Everybody wants to be the immortal hero. Nobody wants to cut trees. Everybody wants to be safe in their own little activities and not have to worry about anything from the outside. They want a single player game with a chat room. This leads to dead worlds with no true agency in them.
Frick, I want to be the guy with a cozy little job where players can come to me for shit
And back in the early days, you could. But that doesn't pay the bills for bandwidth unfortunately. They're just a flawed concept.
SWG is a case study in how this is isn't inherently true. They just need to lean into it and warm players up to the idea of smaller goals being important. They're terrified of doing this because "play as a burlap-clad literal who" is a hard sell to the ignorant general public and crucially, the east-Asian market.
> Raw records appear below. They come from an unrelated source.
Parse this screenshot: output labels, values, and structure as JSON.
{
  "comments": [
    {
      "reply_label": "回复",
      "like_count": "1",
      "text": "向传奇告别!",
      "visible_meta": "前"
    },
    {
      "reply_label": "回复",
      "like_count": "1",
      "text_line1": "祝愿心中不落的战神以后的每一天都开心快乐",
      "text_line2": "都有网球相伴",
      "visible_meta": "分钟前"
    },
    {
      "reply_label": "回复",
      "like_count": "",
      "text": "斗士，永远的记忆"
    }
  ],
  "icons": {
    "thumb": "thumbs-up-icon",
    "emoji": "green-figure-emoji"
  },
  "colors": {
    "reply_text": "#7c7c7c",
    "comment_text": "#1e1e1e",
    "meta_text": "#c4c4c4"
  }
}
When it stopped being about the second M and the RPG parts of MMO
the genre has been fundamentally flawed from inception primarily due to the public availability of information about the underlying game mechanics. As the spread of that information became more prevalant over the years, the broken nature of the MMO design became more and more obvious to players. Imagine an MMO without a wiki, without youtube, without streamers, and without discord. Where in-game secrets remained in game and optimal play was something genuinely obfusticated to the majority of players. That might actually make for a game worth playing, but it's one that can never exist again.
I genuinely hate MMO players. They will defend and shill their favorite MMO for free no matter how dead it is.